Nei prossimi giorni sono previsti:

  • incontro con i rappresentanti di CENAFFIF e ATFP per la presentazione di uno schema di aggiornamento dei moduli di formazione attualmente offerti su refrigerazione e climatizzazione presso i centri di formazione;
  • visita dei cinque centri di formazione per effettuare la valutazione delle esigenze di attrezzature;
  • progettazione e realizzazione di un programma di formazione che vuole ottenere in primis la garanzia che i tecnici abbiano assimilato le buone pratiche nella gestione dei refrigeranti HCFC, con contenuti specifici sulle alternative presenti sul mercato e in secundis una formazione continua di tecnici consapevoli dell’esigenza di convertire e aggiornare i sistemi.

L’obiettivo è quello di formare e certificare circa 500 tecnici, in tutti i principali settori della refrigerazione e condizionamento:

  • climatizzazione residenziale (150 tecnici);
  • commerciale e condizionamento industriale (150 tecnici);
  • refrigerazione (50 tecnici);
  • hotel e ospitalità (50 tecnici);
  • healthcare (25 tecnici);
  • pesca (25 tecnici);
  • alimentari (25 tecnici);
  • government (25 tecnici).

foto 1Si stima che l’attuazione di tale programma richieda 20 workshop in 5 luoghi diversi.

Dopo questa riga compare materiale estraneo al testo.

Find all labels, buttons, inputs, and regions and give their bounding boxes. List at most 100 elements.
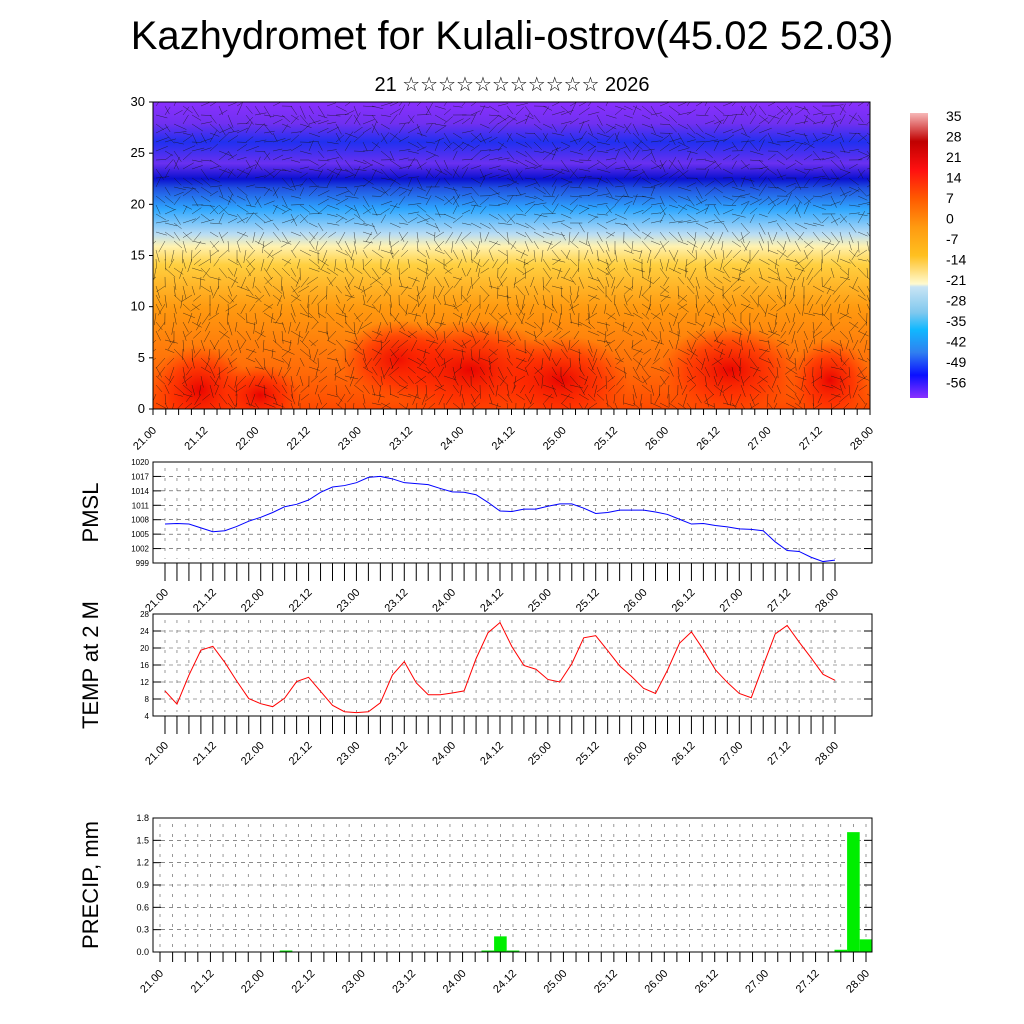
wind-vector: [327, 348, 337, 356]
wind-vector: [167, 339, 175, 350]
wind-vector: [371, 168, 383, 174]
wind-vector: [470, 276, 473, 289]
x-tick-label: 22.00: [239, 968, 267, 996]
wind-vector: [200, 213, 210, 221]
wind-vector: [153, 276, 157, 280]
wind-vector: [626, 294, 634, 302]
x-tick-label: 22.12: [287, 587, 315, 615]
wind-vector: [470, 177, 481, 184]
wind-vector: [607, 312, 616, 320]
x-tick-label: 28.00: [844, 968, 872, 996]
wind-vector: [308, 132, 321, 138]
wind-vector: [722, 393, 729, 406]
x-tick-label: 26.00: [622, 587, 650, 615]
x-tick-label: 22.12: [289, 968, 317, 996]
wind-vector: [473, 249, 481, 260]
wind-vector: [558, 312, 562, 326]
wind-vector: [506, 303, 512, 316]
wind-vector: [308, 204, 320, 214]
wind-vector: [262, 240, 274, 249]
wind-vector: [515, 204, 523, 213]
wind-vector: [425, 258, 429, 271]
wind-vector: [156, 285, 166, 293]
wind-vector: [731, 186, 745, 192]
wind-vector: [422, 402, 427, 409]
wind-vector: [245, 116, 254, 125]
wind-vector: [839, 375, 846, 389]
wind-vector: [506, 402, 509, 409]
wind-vector: [839, 357, 847, 366]
x-tick-label: 24.00: [430, 587, 458, 615]
wind-vector: [578, 366, 585, 377]
wind-vector: [510, 240, 517, 250]
wind-vector: [358, 276, 364, 290]
wind-vector: [812, 213, 822, 224]
wind-vector: [506, 150, 515, 160]
wind-vector: [801, 375, 805, 390]
wind-vector: [477, 267, 481, 278]
wind-vector: [383, 366, 391, 378]
wind-vector: [443, 330, 446, 344]
wind-vector: [569, 375, 579, 386]
y-tick-label: 0.9: [136, 880, 149, 890]
wind-vector: [335, 357, 342, 371]
wind-vector: [700, 240, 706, 250]
wind-vector: [371, 123, 380, 136]
wind-vector: [290, 131, 302, 134]
wind-vector: [631, 339, 643, 348]
wind-vector: [182, 145, 196, 152]
wind-vector: [326, 204, 340, 210]
wind-vector: [407, 375, 415, 384]
wind-vector: [560, 185, 570, 197]
wind-vector: [272, 375, 278, 385]
wind-vector: [792, 312, 796, 323]
colorbar-label: 0: [946, 211, 954, 227]
wind-vector: [650, 132, 664, 138]
wind-vector: [209, 205, 219, 215]
wind-vector: [740, 139, 749, 152]
wind-vector: [380, 339, 391, 350]
wind-vector: [227, 285, 233, 297]
wind-vector: [155, 102, 160, 107]
wind-vector: [614, 357, 624, 363]
wind-vector: [182, 276, 188, 286]
wind-vector: [866, 240, 870, 252]
wind-vector: [326, 102, 337, 107]
wind-vector: [812, 285, 825, 293]
wind-vector: [434, 330, 439, 341]
wind-vector: [317, 120, 329, 125]
wind-vector: [208, 312, 220, 321]
wind-vector: [200, 267, 211, 278]
wind-vector: [279, 303, 283, 317]
wind-vector: [857, 258, 867, 262]
wind-vector: [560, 339, 568, 353]
wind-vector: [290, 393, 296, 405]
wind-vector: [423, 348, 427, 359]
wind-vector: [308, 213, 322, 215]
warm-core: [790, 340, 870, 409]
wind-vector: [155, 303, 162, 315]
wind-vector: [691, 240, 697, 254]
wind-vector: [245, 195, 252, 207]
wind-vector: [488, 348, 497, 356]
wind-vector: [830, 201, 841, 206]
wind-vector: [433, 303, 436, 315]
wind-vector: [713, 339, 726, 346]
wind-vector: [757, 294, 760, 308]
wind-vector: [209, 166, 220, 170]
wind-vector: [560, 204, 573, 212]
wind-vector: [398, 104, 406, 116]
wind-vector: [611, 276, 616, 289]
precip-bar: [834, 949, 848, 952]
wind-vector: [202, 267, 211, 278]
wind-vector: [506, 366, 513, 377]
wind-vector: [529, 303, 535, 315]
wind-vector: [335, 198, 349, 206]
wind-vector: [416, 384, 419, 398]
wind-vector: [398, 186, 412, 192]
wind-vector: [776, 114, 784, 125]
wind-vector: [425, 240, 431, 250]
wind-vector: [434, 114, 447, 122]
wind-vector: [713, 330, 719, 344]
wind-vector: [416, 240, 419, 252]
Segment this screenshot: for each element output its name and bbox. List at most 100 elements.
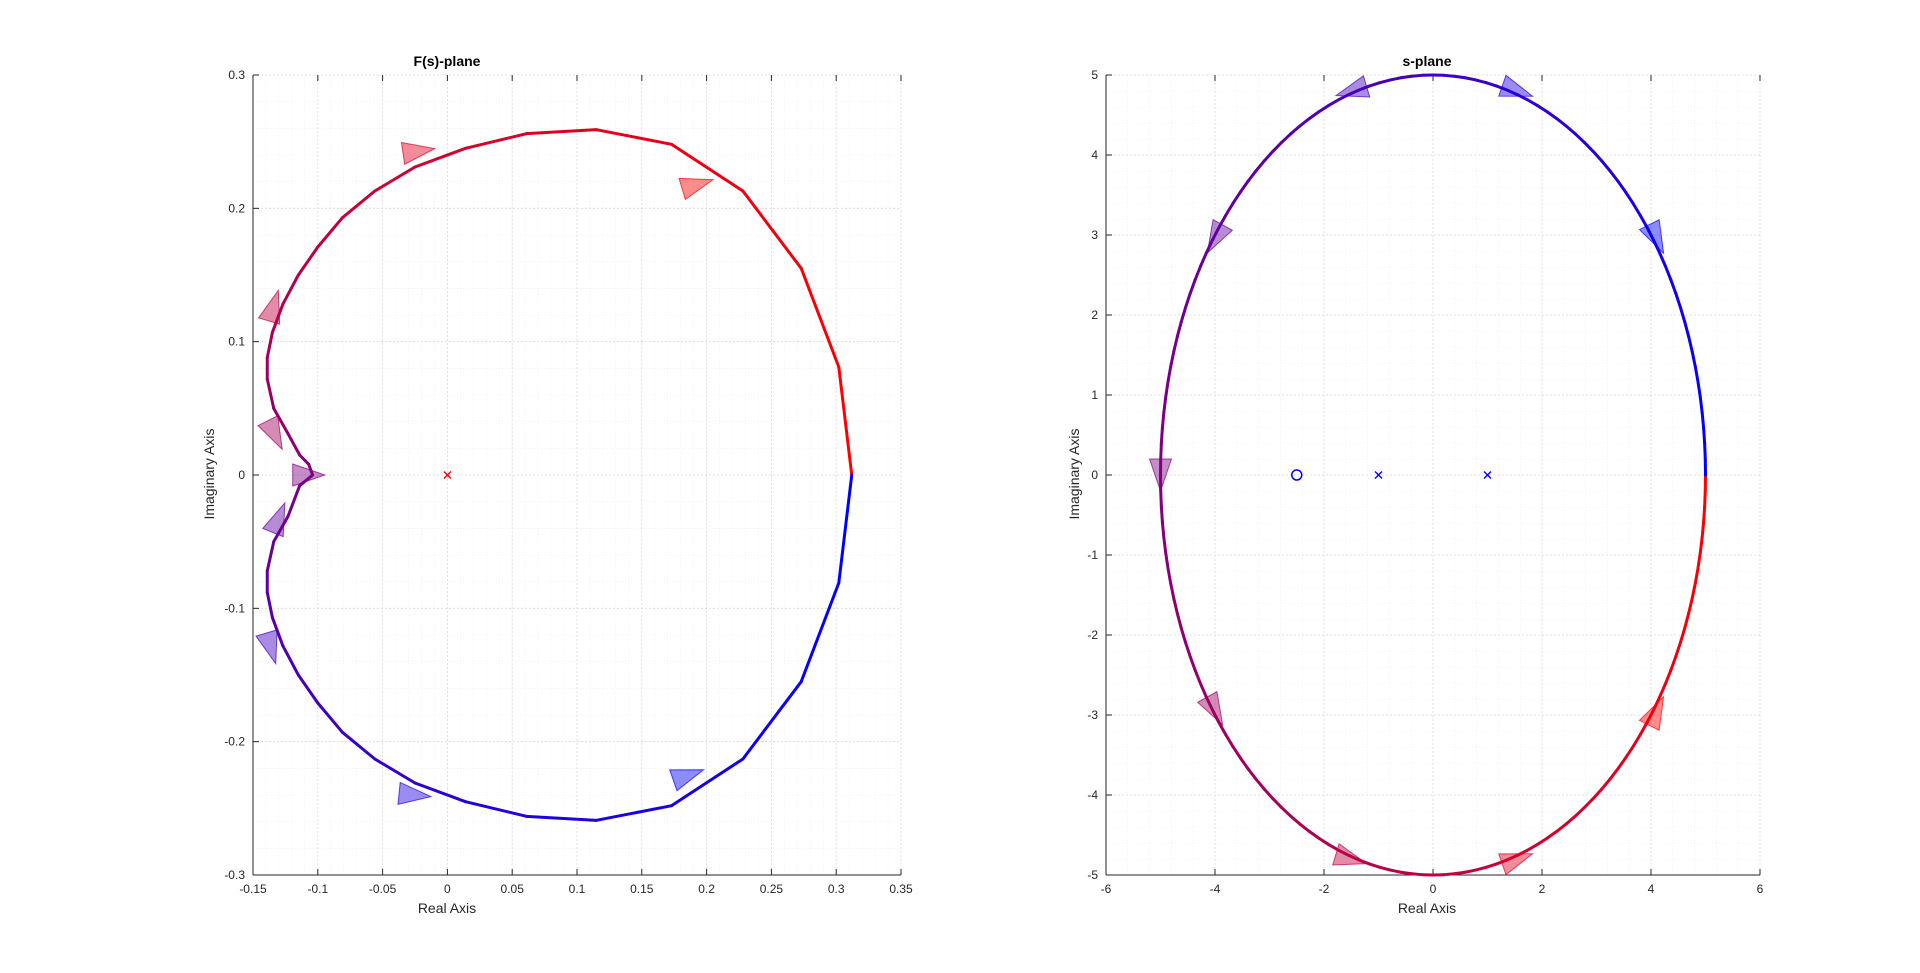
fs-plane-contour-segment — [265, 377, 276, 410]
s-plane-x-tick-label: -4 — [1210, 882, 1221, 896]
fs-plane-contour-segment — [670, 142, 745, 193]
s-plane-contour-segment — [1631, 201, 1642, 217]
s-plane-contour-segment — [1160, 410, 1166, 430]
fs-plane-contour-segment — [281, 644, 300, 677]
s-plane-contour-segment — [1169, 349, 1176, 368]
s-plane-contour-segment — [1172, 597, 1179, 615]
s-plane-title: s-plane — [1402, 53, 1451, 69]
s-plane-contour-segment — [1188, 655, 1197, 672]
fs-plane-direction-arrow — [257, 288, 281, 325]
s-plane-contour-segment — [1600, 777, 1612, 791]
s-plane-y-tick-label: 2 — [1091, 308, 1098, 322]
s-plane-contour-segment — [1204, 695, 1215, 712]
s-plane-contour-segment — [1505, 853, 1519, 862]
s-plane-contour-segment — [1317, 836, 1331, 847]
s-plane-x-tick-label: 4 — [1648, 882, 1655, 896]
fs-plane-contour-segment — [594, 804, 674, 822]
fs-plane-contour-segment — [281, 273, 300, 306]
s-plane-pole-marker — [1374, 471, 1383, 479]
s-plane-contour-segment — [1564, 814, 1577, 826]
s-plane-y-tick-label: -3 — [1087, 708, 1098, 722]
s-plane-contour-segment — [1337, 93, 1351, 102]
s-plane-contour-segment — [1515, 848, 1529, 857]
s-plane-contour-segment — [1631, 733, 1642, 749]
fs-plane-direction-arrow — [261, 501, 286, 538]
s-plane-contour-segment — [1410, 872, 1424, 877]
s-plane-contour-segment — [1280, 132, 1293, 144]
fs-plane-contour-segment — [265, 540, 276, 573]
s-plane-contour-segment — [1645, 225, 1655, 242]
s-plane-contour-segment — [1399, 74, 1414, 80]
fs-plane-contour-segment — [524, 128, 598, 136]
s-plane-markers — [1291, 469, 1492, 481]
s-plane-contour-segment — [1166, 566, 1173, 586]
s-plane-contour-segment — [1573, 132, 1586, 144]
s-plane-ylabel: Imaginary Axis — [1066, 428, 1082, 519]
s-plane-contour-segment — [1159, 504, 1164, 524]
s-plane-contour-segment — [1410, 73, 1424, 78]
fs-plane-contour-segment — [837, 473, 854, 585]
s-plane-contour-segment — [1616, 756, 1628, 771]
s-plane-contour-segment — [1298, 822, 1311, 833]
s-plane-contour-segment — [1608, 169, 1620, 183]
s-plane-contour-segment — [1555, 117, 1568, 128]
fs-plane-contour-segment — [270, 302, 285, 334]
fs-plane-y-tick-label: 0 — [238, 468, 245, 482]
fs-plane-contour-segment — [670, 757, 745, 808]
fs-plane-contour-segment — [799, 266, 841, 369]
s-plane-contour-segment — [1159, 442, 1163, 461]
s-plane-contour-segment — [1698, 395, 1704, 414]
s-plane-y-tick-label: -5 — [1087, 868, 1098, 882]
s-plane-contour-segment — [1166, 364, 1173, 384]
s-plane-contour-segment — [1347, 88, 1361, 97]
s-plane-direction-arrow — [1334, 75, 1371, 98]
s-plane-contour-segment — [1442, 73, 1456, 78]
s-plane-contour-segment — [1638, 213, 1649, 229]
s-plane-contour-segment — [1327, 98, 1341, 107]
s-plane-y-tick-label: 4 — [1091, 148, 1098, 162]
s-plane-contour-segment — [1624, 745, 1635, 760]
s-plane-axes: -6 -4 -2 0 2 4 6 -5 -4 -3 -2 -1 0 1 2 3 4 5 — [1087, 68, 1763, 896]
s-plane-contour-segment — [1188, 278, 1197, 295]
s-plane-direction-arrow — [1148, 458, 1173, 493]
s-plane-contour-segment — [1690, 349, 1697, 368]
s-plane-contour-segment — [1199, 682, 1208, 699]
s-plane-contour-segment — [1683, 320, 1691, 339]
s-plane-contour-segment — [1703, 489, 1707, 508]
s-plane-zero-marker — [1291, 469, 1303, 481]
s-plane-contour-segment — [1663, 668, 1673, 686]
fs-plane-contour-segment — [286, 484, 302, 518]
fs-plane-direction-arrow — [397, 781, 433, 806]
s-plane-x-tick-label: 2 — [1539, 882, 1546, 896]
fs-plane-direction-arrow — [255, 629, 278, 666]
s-plane-y-tick-label: 3 — [1091, 228, 1098, 242]
s-plane-contour — [1159, 73, 1707, 877]
fs-plane-contour-segment — [741, 680, 803, 761]
s-plane-contour-segment — [1169, 582, 1176, 601]
s-plane-pole-marker — [1483, 471, 1492, 479]
fs-plane-x-tick-label: 0 — [444, 882, 451, 896]
s-plane-contour-segment — [1582, 797, 1595, 810]
fs-plane-x-tick-label: 0.1 — [569, 882, 586, 896]
s-plane-contour-segment — [1535, 103, 1549, 114]
s-plane-contour-segment — [1184, 640, 1192, 659]
fs-plane-direction-arrow — [292, 463, 327, 487]
s-plane-contour-segment — [1700, 520, 1706, 540]
s-plane-contour-segment — [1193, 264, 1203, 282]
s-plane-contour-segment — [1159, 426, 1164, 446]
fs-plane-plot: -0.15 -0.1 -0.05 0 0.05 0.1 0.15 0.2 0.25 0.3 0.35… — [201, 53, 913, 916]
s-plane-contour-segment — [1367, 862, 1382, 869]
fs-plane-contour-segment — [340, 730, 377, 761]
fs-plane-x-tick-label: 0.15 — [630, 882, 654, 896]
s-plane-contour-segment — [1663, 264, 1673, 282]
s-plane-xlabel: Real Axis — [1398, 900, 1456, 916]
fs-plane-contour-segment — [373, 757, 417, 785]
s-plane-y-tick-label: 0 — [1091, 468, 1098, 482]
s-plane-x-tick-label: -6 — [1101, 882, 1112, 896]
s-plane-contour-segment — [1246, 169, 1258, 183]
s-plane-arrows — [1148, 74, 1665, 876]
fs-plane-x-tick-label: -0.15 — [239, 882, 267, 896]
s-plane-contour-segment — [1693, 364, 1700, 384]
s-plane-contour-segment — [1262, 149, 1275, 163]
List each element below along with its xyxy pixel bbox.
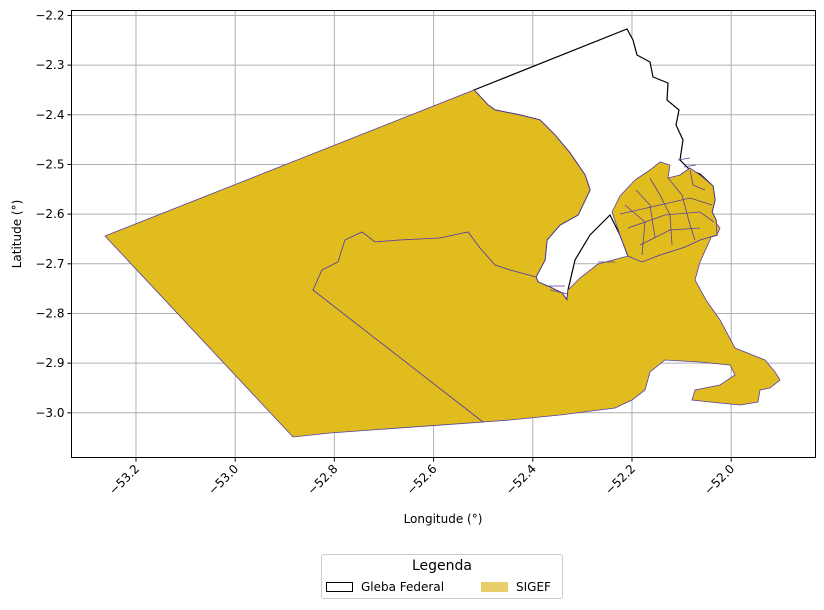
x-tick-label: −52.2 (602, 462, 638, 498)
y-tick-label: −2.8 (35, 306, 64, 320)
legend-label-gleba-federal: Gleba Federal (361, 580, 444, 594)
y-tick-label: −2.6 (35, 207, 64, 221)
x-axis-label: Longitude (°) (404, 512, 483, 526)
legend-item-gleba-federal: Gleba Federal (326, 580, 444, 594)
y-tick-label: −2.9 (35, 356, 64, 370)
x-tick-label: −52.4 (503, 462, 539, 498)
legend-title: Legenda (322, 558, 562, 574)
y-tick-label: −2.3 (35, 58, 64, 72)
x-tick-label: −52.6 (404, 462, 440, 498)
y-tick-label: −3.0 (35, 406, 64, 420)
x-tick-label: −53.2 (106, 462, 142, 498)
legend-swatch-gleba-federal (326, 582, 353, 592)
legend-swatch-sigef (481, 582, 508, 592)
y-axis-label: Latitude (°) (10, 200, 24, 269)
y-tick-label: −2.4 (35, 108, 64, 122)
x-axis-ticks: −53.2 −53.0 −52.8 −52.6 −52.4 −52.2 −52.0 (106, 458, 737, 498)
x-tick-label: −53.0 (205, 462, 241, 498)
legend-label-sigef: SIGEF (516, 580, 551, 594)
y-tick-label: −2.2 (35, 8, 64, 22)
legend: Legenda Gleba Federal SIGEF (321, 554, 563, 599)
legend-item-sigef: SIGEF (481, 580, 551, 594)
x-tick-label: −52.0 (701, 462, 737, 498)
y-axis-ticks: −2.2 −2.3 −2.4 −2.5 −2.6 −2.7 −2.8 −2.9 −3.0 (35, 8, 71, 419)
y-tick-label: −2.5 (35, 157, 64, 171)
y-tick-label: −2.7 (35, 257, 64, 271)
x-tick-label: −52.8 (305, 462, 341, 498)
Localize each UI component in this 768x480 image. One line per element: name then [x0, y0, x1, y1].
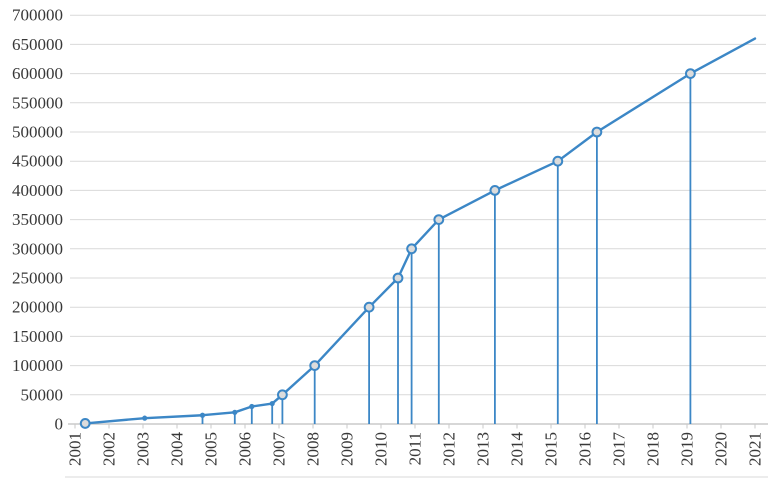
data-point-marker-large	[552, 155, 564, 167]
y-tick-label: 250000	[12, 269, 63, 288]
y-tick-label: 600000	[12, 64, 63, 83]
x-tick-label: 2017	[610, 432, 629, 467]
x-tick-label: 2002	[100, 432, 119, 466]
data-point-marker-large	[277, 389, 288, 401]
x-tick-label: 2014	[508, 432, 527, 467]
y-tick-label: 300000	[12, 239, 63, 258]
data-point-marker-small	[269, 400, 275, 407]
y-tick-label: 650000	[12, 35, 63, 54]
y-tick-label: 150000	[12, 327, 63, 346]
x-tick-label: 2013	[474, 432, 493, 466]
data-point-marker-small	[249, 403, 255, 410]
x-tick-label: 2005	[202, 432, 221, 466]
x-tick-label: 2015	[542, 432, 561, 466]
y-tick-label: 0	[55, 415, 64, 434]
y-tick-label: 500000	[12, 123, 63, 142]
x-tick-label: 2008	[304, 432, 323, 466]
data-point-marker-large	[489, 185, 501, 196]
data-point-marker-large	[392, 272, 404, 284]
x-tick-label: 2003	[134, 432, 153, 466]
x-tick-label: 2004	[168, 432, 187, 467]
data-point-marker-large	[591, 126, 603, 138]
data-point-marker-small	[199, 412, 206, 418]
y-tick-label: 350000	[12, 210, 63, 229]
x-tick-label: 2020	[712, 432, 731, 466]
data-point-marker-small	[142, 415, 148, 421]
x-tick-label: 2006	[236, 432, 255, 466]
data-point-marker-large	[406, 243, 418, 255]
x-tick-label: 2021	[746, 432, 765, 466]
x-tick-label: 2009	[338, 432, 357, 466]
y-tick-label: 400000	[12, 181, 63, 200]
x-tick-label: 2019	[678, 432, 697, 466]
y-tick-label: 200000	[12, 298, 63, 317]
x-tick-label: 2001	[66, 432, 85, 466]
data-point-marker-large	[309, 360, 321, 372]
data-point-marker-large	[433, 214, 445, 226]
y-tick-label: 50000	[21, 385, 64, 404]
y-tick-label: 700000	[12, 6, 63, 25]
y-tick-label: 450000	[12, 152, 63, 171]
data-point-marker-large	[685, 68, 696, 79]
data-point-marker-small	[232, 409, 238, 415]
x-tick-label: 2010	[372, 432, 391, 466]
x-tick-label: 2011	[406, 432, 425, 465]
y-tick-label: 550000	[12, 93, 63, 112]
x-tick-label: 2007	[270, 432, 289, 467]
x-tick-label: 2018	[644, 432, 663, 466]
data-point-marker-large	[363, 301, 375, 313]
x-tick-label: 2016	[576, 432, 595, 466]
y-tick-label: 100000	[12, 356, 63, 375]
x-tick-label: 2012	[440, 432, 459, 466]
data-point-marker-large	[79, 418, 91, 429]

A conclusione del processo di preparazione alla formazione Centro Studi Galileo è stato chiamato a tre successivi delicati incarichi:

  • creazione di un programma di certificazione nazionale che assicuri la padronanza legale della professione solo ai tecnici qualificati  e patentati, di concerto con il Ministero dell’Industria;
  • progettazione di un programma di incentivazione per l’aggiornamento e la sostituzione di attrezzature con la finalità di ridurre perdite e inefficienze;
  • progettazione di un programma di sensibilizzazione sulle date phase-out e le misure di sostegno correlate nella fase-out. La campagna sarà coordinata con il locale Ordine degli Ingegneri.

I Tecnici tunisini sono favorevolissimi ad una collaborazione con l’Italia tuttavia il patrimonio linguistico differente richiede ai formatori di avere buona padronanza scritta e parlata dell’inglese e del francese. La prima per le comunicazioni e i report con UNIDO – ONU e la seconda per le comunicazioni con gli stakeholder locali e per le lezioni teorico pratiche.